The duke quietly left his seat and went to look through the window with frank and unembarrassed interest in the approach. He went, in fact, to look at Little Ann, and as he watched her walk up the avenue, her father lumbering beside her, he evidently found her aspect sufficiently arresting.
“Ah!” he exclaimed softly, and paused. “What a lot of very nice red hair,” he said next. And then, “No wonder! No wonder!”
“That, I should say,” he remarked as Miss Alicia drew near, “is what I once heard a bad young man call `a deserving case.'”
He was conscious that she might have been privately a little shocked by such aged flippancy, but she was at the moment perturbed by something else.
“The fact is that I have never spoken to Hutchinson,” she fluttered. “These changes are very confusing. I suppose I ought to say Mr. Hutchinson, now that he is such a successful person, and Temple—”
“Without a shadow of a doubt!” The duke seemed struck by the happiness of the idea. “They will make him a peer presently.
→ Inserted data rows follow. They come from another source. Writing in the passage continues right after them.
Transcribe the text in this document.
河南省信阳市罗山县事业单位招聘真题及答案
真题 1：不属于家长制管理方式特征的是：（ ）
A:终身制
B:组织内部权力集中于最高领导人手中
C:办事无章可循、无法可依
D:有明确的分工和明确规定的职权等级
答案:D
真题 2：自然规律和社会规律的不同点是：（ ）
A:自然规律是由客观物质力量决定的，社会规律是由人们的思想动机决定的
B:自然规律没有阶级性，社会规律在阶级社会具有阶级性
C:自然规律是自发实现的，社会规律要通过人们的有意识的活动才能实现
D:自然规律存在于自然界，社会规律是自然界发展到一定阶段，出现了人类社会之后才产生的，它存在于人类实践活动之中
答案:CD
He may address me as 'Stone' at any moment. One must learn to adjust one's self with agility. `The old order changeth.' Ah! she is smiling at him and I see the dimples.”
Miss Alicia made a clean breast of it.
“I went to her—I could not help it!” she confessed. “I was in such distress and dare not speak to anybody. Temple had told me that she was so wonderful. He said she always understood and knew what to do.”
“Did she in this case?” he asked, smiling.
Miss Alicia's manner was that of one who could express the extent of her admiration only in disconnected phrases.